I've always felt like something of a generational/demographic traitor because I've never been obsessed with the original Star Wars trilogy. And yet, alleged progress on the blockbuster-cinema front is making George Lucas' first set of space Westerns look more interesting all the time. Better a big-screen toy catalog with good (if archetypal) characters, memorable performances, neat-o creations, well-conceived fantasy worlds, and a sense of physical gravity — which is what the original Star Wars series was — than a big-screen video game with cardboard characters, bland performances, confusing made-up MacGuffins, shoddily conceived landscapes, and palpably weightless, computer-generated action. That's the shape too many contemporary sci-fi/fantasy/action movies take, the new $250 million Disney epic John Carter the latest among them.
First conceived a century ago by writer Edgar Rice Burroughs (who would later create the more celebrated Tarzan), Carter (Taylor Kitsch) is a Confederate soldier from Virginia (a potentially interesting fact the film doesn't do much with) who finds himself — or maybe a copy of himself — accidentally transported to the planet Barsoom — aka Mars — where he's first discovered and taken prisoner by a tribe of four-armed, green-skinned natives called Tharks.
An odd confluence of Earthling anatomy and Martian gravity make Carter a super-hero of sorts on the new planet, with Hulk-like strength and the ability to leap across the barren landscape like a flea. These skills put Carter in the middle of another civil war of sorts, a conflict between two human-like city-states that seems to be threatening the future of the planet. He partners with the princess Dejah Thoris (Lynn Collins), of the city Helium, in its rivalry against Zodanga, whose slimy leader Sab Than (The Wire's Dominic West) demands her hand in marriage as a prerequisite for peace.

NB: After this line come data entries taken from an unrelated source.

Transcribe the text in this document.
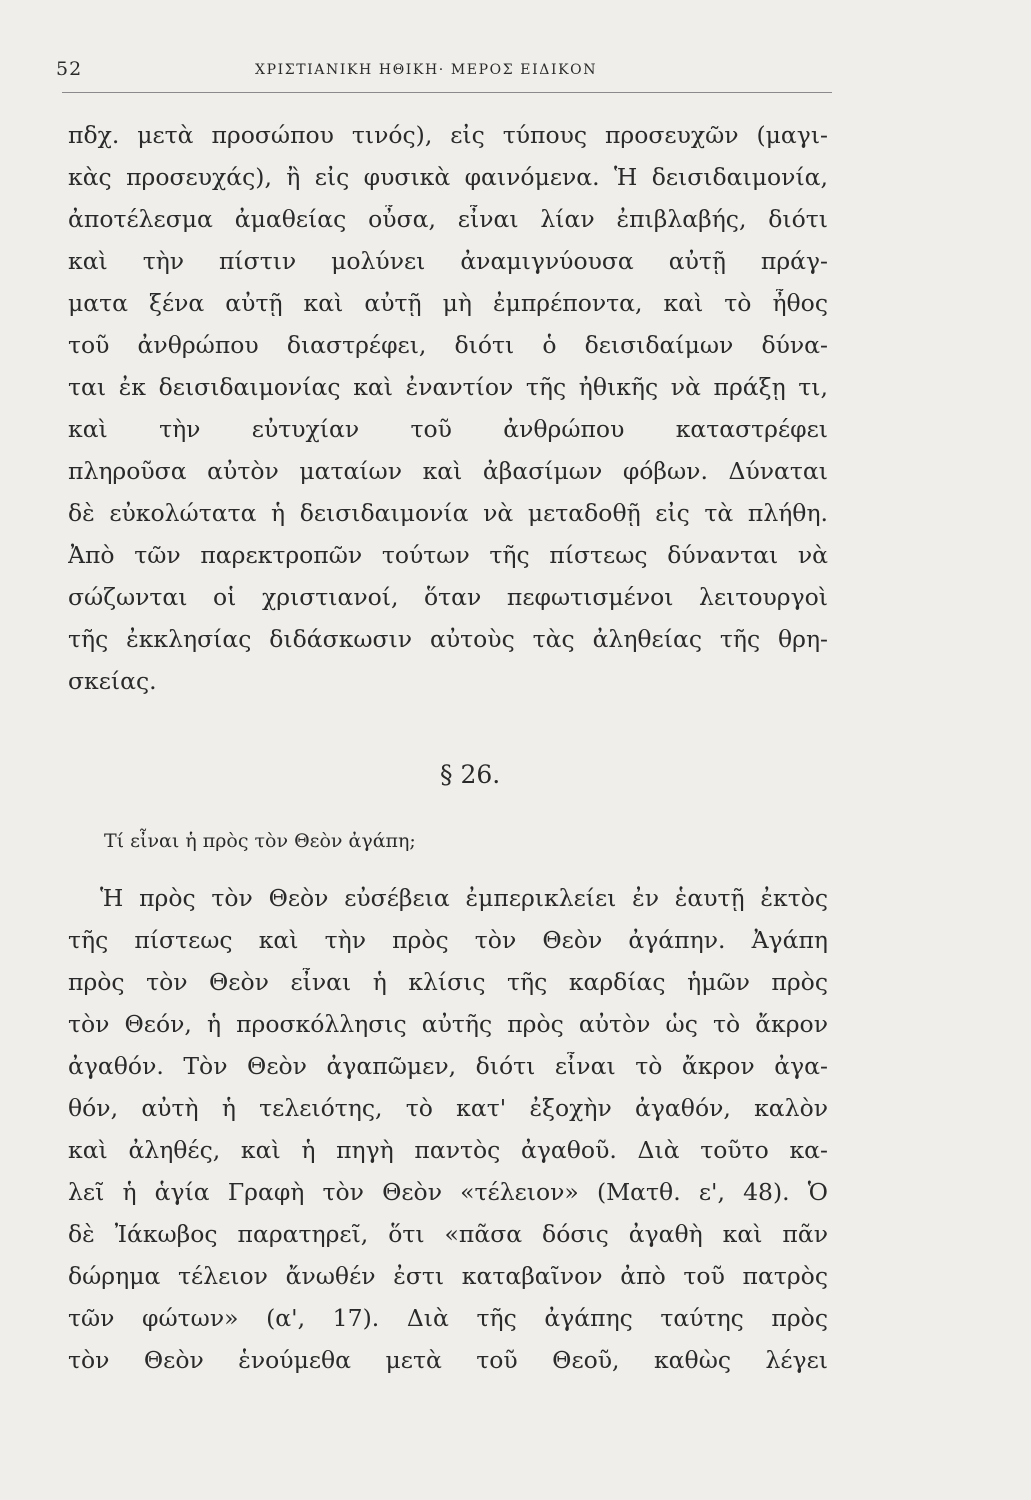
52	ΧΡΙΣΤΙΑΝΙΚΗ ΗΘΙΚΗ· ΜΕΡΟΣ ΕΙΔΙΚΟΝ
πδχ. μετὰ προσώπου τινός), εἰς τύπους προσευχῶν (μαγι-
κὰς προσευχάς), ἢ εἰς φυσικὰ φαινόμενα. Ἡ δεισιδαιμονία,
ἀποτέλεσμα ἀμαθείας οὖσα, εἶναι λίαν ἐπιβλαβής, διότι
καὶ τὴν πίστιν μολύνει ἀναμιγνύουσα αὐτῇ πράγ-
ματα ξένα αὐτῇ καὶ αὐτῇ μὴ ἐμπρέποντα, καὶ τὸ ἦθος
τοῦ ἀνθρώπου διαστρέφει, διότι ὁ δεισιδαίμων δύνα-
ται ἐκ δεισιδαιμονίας καὶ ἐναντίον τῆς ἠθικῆς νὰ πράξῃ τι,
καὶ τὴν εὐτυχίαν τοῦ ἀνθρώπου καταστρέφει
πληροῦσα αὐτὸν ματαίων καὶ ἀβασίμων φόβων. Δύναται
δὲ εὐκολώτατα ἡ δεισιδαιμονία νὰ μεταδοθῇ εἰς τὰ πλήθη.
Ἀπὸ τῶν παρεκτροπῶν τούτων τῆς πίστεως δύνανται νὰ
σώζωνται οἱ χριστιανοί, ὅταν πεφωτισμένοι λειτουργοὶ
τῆς ἐκκλησίας διδάσκωσιν αὐτοὺς τὰς ἀληθείας τῆς θρη-
σκείας.
§ 26.
Τί εἶναι ἡ πρὸς τὸν Θεὸν ἀγάπη;
Ἡ πρὸς τὸν Θεὸν εὐσέβεια ἐμπερικλείει ἐν ἑαυτῇ ἐκτὸς
τῆς πίστεως καὶ τὴν πρὸς τὸν Θεὸν ἀγάπην. Ἀγάπη
πρὸς τὸν Θεὸν εἶναι ἡ κλίσις τῆς καρδίας ἡμῶν πρὸς
τὸν Θεόν, ἡ προσκόλλησις αὐτῆς πρὸς αὐτὸν ὡς τὸ ἄκρον
ἀγαθόν. Τὸν Θεὸν ἀγαπῶμεν, διότι εἶναι τὸ ἄκρον ἀγα-
θόν, αὐτὴ ἡ τελειότης, τὸ κατ' ἐξοχὴν ἀγαθόν, καλὸν
καὶ ἀληθές, καὶ ἡ πηγὴ παντὸς ἀγαθοῦ. Διὰ τοῦτο κα-
λεῖ ἡ ἁγία Γραφὴ τὸν Θεὸν «τέλειον» (Ματθ. ε', 48). Ὁ
δὲ Ἰάκωβος παρατηρεῖ, ὅτι «πᾶσα δόσις ἀγαθὴ καὶ πᾶν
δώρημα τέλειον ἄνωθέν ἐστι καταβαῖνον ἀπὸ τοῦ πατρὸς
τῶν φώτων» (α', 17). Διὰ τῆς ἀγάπης ταύτης πρὸς
τὸν Θεὸν ἑνούμεθα μετὰ τοῦ Θεοῦ, καθὼς λέγει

The plotting of John Carter is confusing, especially if you're not into fantasy mumbo jumbo — a magical pendant, a mysteriously powerful "ninth ray," a trio of shape-shifting godlike men who may or may not be called "ferns." But the focus here is less on plot than on a series of action set-pieces. The one of these teased strongly in the film's marketing, which pits Carter in a Roman-style arena against a pair of enormous, multi-armed "white apes," works pretty well because it concerns a limited number of moving pieces in a confined space. But the others are noisy, dull, overpopulated bits of digital chaos that are forgettable in that familiar modern-action-movie way.
John Carter's mish-mash of pulp genre elements — Western, sci-fi, fantasy, sword-and-sandal, Greek mythology, Indiana Jones-style treasure-hunting, etc. — feels like fanboy catnip, but I can't imagine even most ardent comic-con types getting too worked up over this. Surprisingly for the first (mostly) live-action film from Pixar master Andrew Stanton (Finding Nemo, WALL-E), this is a dull-looking film that doesn't add much visual value in its 3D incarnation. Those first Star Wars films are so much more interesting to look at while deploying so much less technology. (And now Lucas is constantly, needlessly "updating" them.)
Despite a warmly conceived dog-like slug-with-legs creature who loyally stays at Carter's side, there's not enough humor here. And when Stanton tries to get serious — cutting between a memory of wartime loss at home and a mundane Martian battlefield scene — it doesn't work at all.
Ultimately, this would-be tentpole is as ridiculous as an even truer '80s comp — fellow Earth-hero-on-another-planet adventure Flash Gordon — but less colorful and less cognizant of its ridiculousness, which makes it a lot less fun.